The assignment of categories has to be feasible which it is not if the categories are too finegrained. It's mainly Florian and me who assign categories to the non-arXiv stuff, not a bunch of moderators.
Lesson learned from the reharvest of nucl journals, where we used magpie to guess the subject. 10% I dumped right away, for about 20% I went through and made corrections, about 70% were useful. Which means even if we run magpie over everything that doesn't come from arXiv we still have ~7k/y to assign manually.
@ksachs thanks for you comments. I agree that having categories is very useful, I just think those categories should be closer to the arXiv ones that people know. In this way we can avoid having our users learn and remember what from their point of view is a new classification scheme which is very similar yet subtly different in some areas.
The main use-case was that people would browse (we even had printed lists) through the daily inputs in their category. And from the arXiv listings I believe this is still the case.
People browse the new arXiv listings (e.g. hep-th/new), it would actually be very nice if one could do the same on INSPIRE, with all new papers in a given category. So by adopting arXiv categories on INSPIRE, one could get, say, arXiv hep-th + non-arXiv hep-th additions.
Btw: other = non-physics
I know that Other = None of the rest, but in order to know what it means precisely one has to know all the other categories that we have
You forget that the INSPIRE content is not the same as the arXiv content. Only about half of our records come from arXiv. And we have only a very selective part of arXiv. Where arXiv categories are split in subcategories we barely have records.
That's why it would be good to facet in a hierarchical way, so that we can have the full math category collapsed into math at first, but with possibility to expand it if one is interested in math.RT but not math.AP.
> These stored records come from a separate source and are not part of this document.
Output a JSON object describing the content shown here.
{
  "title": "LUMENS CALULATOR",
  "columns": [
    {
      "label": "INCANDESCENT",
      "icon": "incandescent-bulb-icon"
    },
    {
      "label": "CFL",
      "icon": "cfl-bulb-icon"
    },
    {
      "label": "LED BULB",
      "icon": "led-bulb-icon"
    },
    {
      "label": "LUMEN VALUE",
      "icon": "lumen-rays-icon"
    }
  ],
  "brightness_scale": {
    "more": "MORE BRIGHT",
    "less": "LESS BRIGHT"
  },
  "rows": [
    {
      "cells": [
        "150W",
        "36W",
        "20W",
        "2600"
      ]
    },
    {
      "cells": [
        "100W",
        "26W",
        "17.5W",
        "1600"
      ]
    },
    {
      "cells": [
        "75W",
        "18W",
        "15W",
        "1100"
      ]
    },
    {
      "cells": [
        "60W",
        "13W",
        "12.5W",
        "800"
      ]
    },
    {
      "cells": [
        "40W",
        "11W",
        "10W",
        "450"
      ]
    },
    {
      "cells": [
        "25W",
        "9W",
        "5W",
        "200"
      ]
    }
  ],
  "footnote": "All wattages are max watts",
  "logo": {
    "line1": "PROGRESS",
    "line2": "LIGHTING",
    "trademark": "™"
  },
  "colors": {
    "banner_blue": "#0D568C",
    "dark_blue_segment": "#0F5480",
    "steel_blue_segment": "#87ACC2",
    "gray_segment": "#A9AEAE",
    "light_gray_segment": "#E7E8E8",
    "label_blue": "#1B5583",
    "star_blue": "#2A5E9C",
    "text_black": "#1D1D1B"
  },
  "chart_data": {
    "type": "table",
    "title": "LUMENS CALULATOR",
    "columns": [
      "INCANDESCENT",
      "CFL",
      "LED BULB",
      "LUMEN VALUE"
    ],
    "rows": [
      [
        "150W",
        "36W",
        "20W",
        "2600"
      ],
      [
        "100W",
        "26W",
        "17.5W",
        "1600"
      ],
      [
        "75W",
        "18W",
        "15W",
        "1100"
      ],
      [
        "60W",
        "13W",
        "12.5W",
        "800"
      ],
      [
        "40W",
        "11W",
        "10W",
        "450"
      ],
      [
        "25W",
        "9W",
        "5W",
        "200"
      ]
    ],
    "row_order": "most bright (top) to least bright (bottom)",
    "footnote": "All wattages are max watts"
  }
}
The assignment of categories has to be feasible which it is not if the categories are too finegrained. It's mainly Florian and me who assign categories to the non-arXiv stuff, not a bunch of moderators.
I was mentioning moderators for the arXiv content. For non-arXiv, we could do it ourselves, but based on the arXiv top-level categories if it's something we don't care about (so physics or math or cs or ...).
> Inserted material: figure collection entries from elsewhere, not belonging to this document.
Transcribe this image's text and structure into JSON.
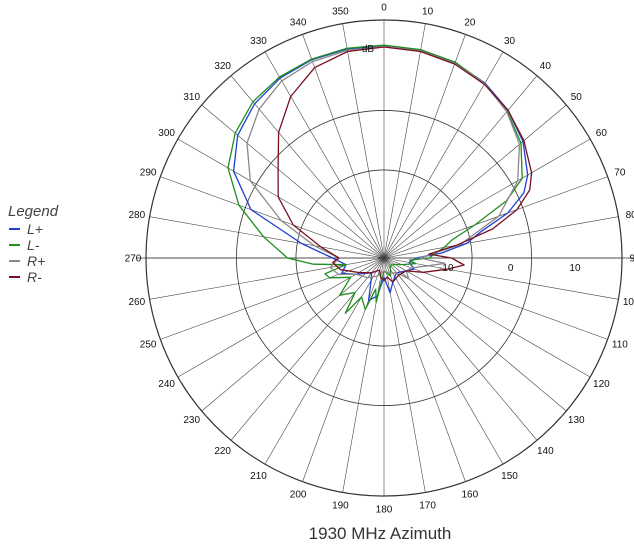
{
  "legend": {
    "title": "Legend",
    "items": [
      {
        "label": "L+",
        "color": "#1f3fd6"
      },
      {
        "label": "L-",
        "color": "#1f8f1f"
      },
      {
        "label": "R+",
        "color": "#8a8a8a"
      },
      {
        "label": "R-",
        "color": "#7a1020"
      }
    ]
  },
  "caption": "1930 MHz Azimuth",
  "chart_data": {
    "type": "polar",
    "unit_label": "dB",
    "angle_tick_step": 10,
    "ring_labels": [
      {
        "value": -10,
        "text": "-10"
      },
      {
        "value": 0,
        "text": "0"
      },
      {
        "value": 10,
        "text": "10"
      }
    ],
    "r_range": [
      -20,
      17
    ],
    "grid": true,
    "legend_position": "left",
    "series": [
      {
        "name": "L+",
        "color": "#1f3fd6",
        "points": [
          [
            0,
            13
          ],
          [
            10,
            12.8
          ],
          [
            20,
            12.3
          ],
          [
            30,
            11.4
          ],
          [
            40,
            10
          ],
          [
            50,
            8.2
          ],
          [
            60,
            5.8
          ],
          [
            65,
            4
          ],
          [
            70,
            0.5
          ],
          [
            75,
            -4.5
          ],
          [
            80,
            -7
          ],
          [
            85,
            -11
          ],
          [
            90,
            -15
          ],
          [
            100,
            -16
          ],
          [
            110,
            -15
          ],
          [
            120,
            -16
          ],
          [
            140,
            -17
          ],
          [
            160,
            -16
          ],
          [
            170,
            -14.5
          ],
          [
            180,
            -17
          ],
          [
            190,
            -14
          ],
          [
            200,
            -13
          ],
          [
            210,
            -16
          ],
          [
            220,
            -17
          ],
          [
            240,
            -15
          ],
          [
            250,
            -13
          ],
          [
            260,
            -14
          ],
          [
            270,
            -12
          ],
          [
            280,
            -7
          ],
          [
            290,
            2
          ],
          [
            300,
            7
          ],
          [
            310,
            9.7
          ],
          [
            320,
            11.3
          ],
          [
            330,
            12.3
          ],
          [
            340,
            12.8
          ],
          [
            350,
            13
          ],
          [
            360,
            13
          ]
        ]
      },
      {
        "name": "L-",
        "color": "#1f8f1f",
        "points": [
          [
            0,
            13.1
          ],
          [
            10,
            12.9
          ],
          [
            20,
            12.4
          ],
          [
            30,
            11.3
          ],
          [
            40,
            9.8
          ],
          [
            50,
            7.8
          ],
          [
            60,
            4.8
          ],
          [
            65,
            1
          ],
          [
            70,
            -5
          ],
          [
            75,
            -9
          ],
          [
            80,
            -10.5
          ],
          [
            85,
            -12
          ],
          [
            90,
            -13
          ],
          [
            95,
            -16
          ],
          [
            100,
            -15
          ],
          [
            110,
            -17
          ],
          [
            120,
            -18
          ],
          [
            140,
            -18.5
          ],
          [
            160,
            -17
          ],
          [
            180,
            -18
          ],
          [
            190,
            -13
          ],
          [
            195,
            -15
          ],
          [
            200,
            -11.5
          ],
          [
            210,
            -13
          ],
          [
            215,
            -9.5
          ],
          [
            220,
            -13
          ],
          [
            230,
            -11
          ],
          [
            240,
            -14
          ],
          [
            250,
            -11
          ],
          [
            255,
            -10.5
          ],
          [
            260,
            -14
          ],
          [
            265,
            -9
          ],
          [
            270,
            -5
          ],
          [
            280,
            -1
          ],
          [
            290,
            4
          ],
          [
            300,
            8
          ],
          [
            310,
            10.2
          ],
          [
            320,
            11.7
          ],
          [
            330,
            12.5
          ],
          [
            340,
            12.9
          ],
          [
            350,
            13.1
          ],
          [
            360,
            13.1
          ]
        ]
      },
      {
        "name": "R+",
        "color": "#8a8a8a",
        "points": [
          [
            0,
            12.9
          ],
          [
            10,
            12.7
          ],
          [
            20,
            12.2
          ],
          [
            30,
            11.3
          ],
          [
            40,
            9.7
          ],
          [
            50,
            7.5
          ],
          [
            60,
            4
          ],
          [
            70,
            -1
          ],
          [
            80,
            -8
          ],
          [
            90,
            -14.5
          ],
          [
            95,
            -10.5
          ],
          [
            100,
            -13
          ],
          [
            110,
            -15.5
          ],
          [
            120,
            -16
          ],
          [
            130,
            -15
          ],
          [
            140,
            -17
          ],
          [
            160,
            -17.5
          ],
          [
            180,
            -18
          ],
          [
            200,
            -17
          ],
          [
            220,
            -16
          ],
          [
            240,
            -15
          ],
          [
            250,
            -12.5
          ],
          [
            260,
            -11.5
          ],
          [
            270,
            -13
          ],
          [
            280,
            -9
          ],
          [
            290,
            -3
          ],
          [
            300,
            4
          ],
          [
            310,
            7.8
          ],
          [
            320,
            10.2
          ],
          [
            330,
            11.8
          ],
          [
            340,
            12.5
          ],
          [
            350,
            12.8
          ],
          [
            360,
            12.9
          ]
        ]
      },
      {
        "name": "R-",
        "color": "#7a1020",
        "points": [
          [
            0,
            12.8
          ],
          [
            10,
            12.6
          ],
          [
            20,
            12.1
          ],
          [
            30,
            11.2
          ],
          [
            40,
            10
          ],
          [
            50,
            8.4
          ],
          [
            60,
            6.5
          ],
          [
            65,
            5
          ],
          [
            70,
            2
          ],
          [
            75,
            -2.5
          ],
          [
            80,
            -8.5
          ],
          [
            85,
            -13
          ],
          [
            90,
            -9.5
          ],
          [
            95,
            -7.5
          ],
          [
            100,
            -10
          ],
          [
            110,
            -13.5
          ],
          [
            120,
            -16
          ],
          [
            140,
            -16.5
          ],
          [
            160,
            -16
          ],
          [
            170,
            -17
          ],
          [
            180,
            -16.5
          ],
          [
            190,
            -17
          ],
          [
            200,
            -18
          ],
          [
            220,
            -17
          ],
          [
            240,
            -15.5
          ],
          [
            255,
            -13
          ],
          [
            265,
            -12
          ],
          [
            270,
            -13
          ],
          [
            280,
            -10
          ],
          [
            290,
            -5
          ],
          [
            300,
            -1
          ],
          [
            310,
            1.5
          ],
          [
            320,
            5.5
          ],
          [
            330,
            9
          ],
          [
            340,
            11.5
          ],
          [
            350,
            12.6
          ],
          [
            360,
            12.8
          ]
        ]
      }
    ]
  }
}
Lesson learned from the reharvest of nucl journals, where we used magpie to guess the subject. 30% I dumped right away, for about 20% I went through and made corrections, about 50% were useful. Which means even if we run magpie over everything that doesn't come from arXiv we still have ~10k/y to assign manually.
What I have seen of magpie was very impressive. I would guess that magpie didn't have good training data in this case. By adopting arXiv categories, we could very easily train magpie on the arXiv corpus.
Currently INSPIRE categories are stored at the same level of arXiv categories and other externally provided categories.
However, while cataloger are not supposed to touch externally provided categories, they are instead expected to curate INSPIRE categories. This poses INSPIRE categories in a privileged place.
It is proposed to move INSPIRE categories on a dedicated field, so that they are easier to edit (e.g. autocomplete can be enforced on the exact INSPIRE categories).